“Geriatric depression is a hypothesis, not a syndrome,” George Alexopoulos, M.D., postulated at a symposium on geriatric psychiatry at APA’s 2012 annual meeting in Philadelphia in May.
Alexopoulos, a professor of psychiatry at Weill-Cornell Medical College in New York and founder and director of the Weill-Cornell Institute of Geriatric Psychiatry, has spent a career exploring the complexities of late-life depression.
Elderly patients who present with late-onset depression exhibit a different constellation of symptoms than older people whose depression first appeared when they were young, said Alexopoulos.
In general, late-onset patients appear to have higher rates of dementia, cognitive dysfunction, or structural brain abnormalities, he said.
That is because when depression starts late in life, it often occurs in people with vascular disease or severe vascular risk factors, he said. Rapid changes occur once vascular disease begins, including psychomotor retardation, apathy, lack of guilt and insight, disproportionate disability, and executive dysfunction.
The last of these has been the focus of much research attention, said Alexopoulos. Poor abstract thinking, difficulty planning, and perseveration leave patients messy and disorganized.
“They don’t get better executive function even if you treat their depression,” he said. “So we have hypothesized that there is a form of depression with executive dysfunction characterized by periventricular white-matter hyperintensities.”
Research shows that depressed patients who remit have similar volumes of hyperintensities as controls, while nonremitters have higher volumes, suggesting a different etiology or disease course.
Individuals with the s-allele of the 5-HTTLPR gene also demonstrated increased white-matter hyperintensities and poorer remission rates, leading Alexopoulos to speculate that the s-allele’s influence on poor remission may be associated with microstructural lesions in the prefrontal cortex.

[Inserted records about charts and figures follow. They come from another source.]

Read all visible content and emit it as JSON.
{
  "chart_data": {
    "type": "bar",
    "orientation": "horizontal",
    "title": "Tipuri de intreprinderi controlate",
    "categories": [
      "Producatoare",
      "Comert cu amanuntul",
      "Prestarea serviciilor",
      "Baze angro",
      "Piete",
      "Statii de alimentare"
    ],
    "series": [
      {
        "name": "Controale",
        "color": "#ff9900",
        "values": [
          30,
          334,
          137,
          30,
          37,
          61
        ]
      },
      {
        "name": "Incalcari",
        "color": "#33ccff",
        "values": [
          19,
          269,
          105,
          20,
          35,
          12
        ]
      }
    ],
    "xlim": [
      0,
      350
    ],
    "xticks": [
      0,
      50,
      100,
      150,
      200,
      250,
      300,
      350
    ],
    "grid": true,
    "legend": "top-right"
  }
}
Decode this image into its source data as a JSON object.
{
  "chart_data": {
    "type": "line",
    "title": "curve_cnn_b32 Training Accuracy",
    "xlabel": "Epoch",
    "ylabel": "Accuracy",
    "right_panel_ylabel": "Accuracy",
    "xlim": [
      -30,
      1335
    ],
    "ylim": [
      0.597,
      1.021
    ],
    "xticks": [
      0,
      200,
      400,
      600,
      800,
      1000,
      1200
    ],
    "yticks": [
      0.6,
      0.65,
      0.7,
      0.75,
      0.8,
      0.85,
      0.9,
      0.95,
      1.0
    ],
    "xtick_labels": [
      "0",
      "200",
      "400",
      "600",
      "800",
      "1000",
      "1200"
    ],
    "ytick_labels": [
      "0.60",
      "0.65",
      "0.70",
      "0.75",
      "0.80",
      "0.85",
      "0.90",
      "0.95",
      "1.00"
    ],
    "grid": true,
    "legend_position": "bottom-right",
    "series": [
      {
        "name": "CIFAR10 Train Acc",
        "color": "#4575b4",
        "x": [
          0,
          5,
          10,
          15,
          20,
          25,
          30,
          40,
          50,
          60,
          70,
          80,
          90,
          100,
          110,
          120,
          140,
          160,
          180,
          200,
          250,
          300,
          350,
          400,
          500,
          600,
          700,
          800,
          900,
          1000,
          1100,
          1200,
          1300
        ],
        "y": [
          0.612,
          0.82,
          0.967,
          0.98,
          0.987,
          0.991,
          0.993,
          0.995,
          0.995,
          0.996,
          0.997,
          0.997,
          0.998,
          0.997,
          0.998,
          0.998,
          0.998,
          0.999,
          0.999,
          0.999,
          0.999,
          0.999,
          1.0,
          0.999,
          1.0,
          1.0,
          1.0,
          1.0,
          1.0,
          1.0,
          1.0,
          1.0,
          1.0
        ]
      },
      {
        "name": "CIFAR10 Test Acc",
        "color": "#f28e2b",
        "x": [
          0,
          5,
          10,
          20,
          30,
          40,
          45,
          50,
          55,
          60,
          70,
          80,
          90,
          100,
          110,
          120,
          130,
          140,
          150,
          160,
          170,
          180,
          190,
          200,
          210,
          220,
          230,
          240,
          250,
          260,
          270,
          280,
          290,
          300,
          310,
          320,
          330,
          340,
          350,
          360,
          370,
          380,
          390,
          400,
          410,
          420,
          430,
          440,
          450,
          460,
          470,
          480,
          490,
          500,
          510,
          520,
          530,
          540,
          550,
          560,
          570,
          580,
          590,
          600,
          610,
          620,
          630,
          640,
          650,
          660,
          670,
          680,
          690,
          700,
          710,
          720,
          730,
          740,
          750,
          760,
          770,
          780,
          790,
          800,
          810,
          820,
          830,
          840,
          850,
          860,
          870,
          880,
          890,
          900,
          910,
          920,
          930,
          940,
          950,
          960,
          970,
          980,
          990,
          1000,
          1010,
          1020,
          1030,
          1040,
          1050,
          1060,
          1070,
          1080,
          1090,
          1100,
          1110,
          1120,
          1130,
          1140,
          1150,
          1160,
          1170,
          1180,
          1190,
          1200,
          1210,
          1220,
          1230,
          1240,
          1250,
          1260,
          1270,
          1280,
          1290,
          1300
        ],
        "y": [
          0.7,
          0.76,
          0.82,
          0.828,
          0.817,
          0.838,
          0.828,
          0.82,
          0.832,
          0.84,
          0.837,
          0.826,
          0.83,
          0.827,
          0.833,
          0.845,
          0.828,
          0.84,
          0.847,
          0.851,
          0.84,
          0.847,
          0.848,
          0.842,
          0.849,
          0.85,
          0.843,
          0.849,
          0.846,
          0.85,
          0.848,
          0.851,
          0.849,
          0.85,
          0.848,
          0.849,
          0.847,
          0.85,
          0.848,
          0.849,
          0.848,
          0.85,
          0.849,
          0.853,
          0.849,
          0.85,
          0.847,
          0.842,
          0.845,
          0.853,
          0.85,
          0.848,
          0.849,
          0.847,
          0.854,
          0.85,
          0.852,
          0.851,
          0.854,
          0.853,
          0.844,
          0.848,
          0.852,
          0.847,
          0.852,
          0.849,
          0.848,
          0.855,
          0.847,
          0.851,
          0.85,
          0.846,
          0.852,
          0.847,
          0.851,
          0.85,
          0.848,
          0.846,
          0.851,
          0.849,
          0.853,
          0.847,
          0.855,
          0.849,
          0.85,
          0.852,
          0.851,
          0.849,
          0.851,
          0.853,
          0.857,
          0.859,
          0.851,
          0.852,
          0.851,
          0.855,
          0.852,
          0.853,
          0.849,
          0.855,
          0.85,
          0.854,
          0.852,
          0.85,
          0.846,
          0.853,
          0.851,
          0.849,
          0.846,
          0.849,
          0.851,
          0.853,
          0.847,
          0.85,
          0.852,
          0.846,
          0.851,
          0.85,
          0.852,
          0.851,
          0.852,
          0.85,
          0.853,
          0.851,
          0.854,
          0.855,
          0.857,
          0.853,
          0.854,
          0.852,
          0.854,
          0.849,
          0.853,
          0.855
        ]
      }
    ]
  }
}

In some ways, this syndrome resembles medial frontal lobe syndrome and has a poor response to serotonin antidepressants, he said.
In addition, the cognitive control network (including the anterior cingulate cortex and the dorsolateral prefrontal cortex) has been thought of as a structure remote from emotional events, but that may not be true, he suggested. The network is impaired in elderly patients and may cause a poor response to antidepressant drugs, although not to psychotherapy.
“Depressed patients with executive dysfunction respond well to problem-solving therapy,” he said.
Alexopoulos suggests the following etiology for late-onset depression among the elderly: vascular changes produce repair responses and inflammation, triggering a cascade of events leading to a predisposition for depression that is expressed in frontolimbic compromise, either alone or in response to neurobiological responses associated with stress that lead to mechanisms mediating depression.
With that in mind, he has tested several therapies, although so far without definitive outcomes, he said.
One trial of the anti-inflammatory antibiotic minocycline in six patients who had failed at least one antidepressant had mixed results. Two showed an excellent response, three were considered “good,” and one regressed.
Prevention studies have proved equally ambiguous. Trials of cholinesterase inhibitors, NMDA inhibitors, and statins have yet to show benefit, he said.
Taken together, the research leads Alexopoulos to state cautiously where the field stands at present and where it must go to find useful treatments.
“Vascular depression is not a syndrome,” he said. “It is a hypothesis about etiology and pathogenesis that has served as the conceptual basis for developing studies with testable hypotheses.”